Reports and commentary on the news, science, and creative ends of the media by John Farrell.
Ultimately, I'm almost as disgusted by Leavitt as I am by any supporter of ID or creation science. Perhaps predictably, any critique of the self-inflated narrative of Science as Enlightenment sends him into a reactionary mode so sharp that he is willing to dismiss whole disciplines of study: "literary theory, cultural studies, cultural anthropology, women’s studies, ethnic studies, and a long-standing Marxisant [sic] approach to sociology..." These are all "noxious weeds" for no other reason (apparently) than their shared critiques of the pretension that there is a thing called Science that uniquely provides us with the truth about reality. I'm sure that Leavitt has read widely in the various literature that criticizes scientific realism, whether it comes from those noxious weeds or from analytic philosophers as sober and sharp as Bas van Fraassen, Arthur Fine, or Hilary Putnam; or philosophers of science like Paul Feyerabend and Thomas Kuhn; not to mention the various approaches taken to the objectivity of the natural sciences by various 'continental' philosophers.
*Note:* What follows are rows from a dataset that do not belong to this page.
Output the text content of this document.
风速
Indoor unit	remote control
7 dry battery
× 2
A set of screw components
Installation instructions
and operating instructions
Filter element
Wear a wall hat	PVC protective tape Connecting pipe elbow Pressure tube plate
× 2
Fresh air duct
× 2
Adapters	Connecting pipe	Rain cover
There is, of course, a long tradition of ridiculing 'continental' philosophers without having read more than a dozen or so pages of any single 'continental' work, but nobody can accuse these other thinkers of obscurantism. I'm sure that Leavitt's readers at Skeptic were already more than certain that any philosopher who fails to be a hard-core realist about the natural sciences is just a noxious weed. But they should at least have the sense to stop calling themselves skeptics and start calling themselves dogmatic naturalists instead.
Yes, it can be hit or miss with Skeptic (often miss). Most of the items I get in their email newsletters are either promotional or links to videos of things they've already promoted before.BTW, glad to have you visit, apollodorus.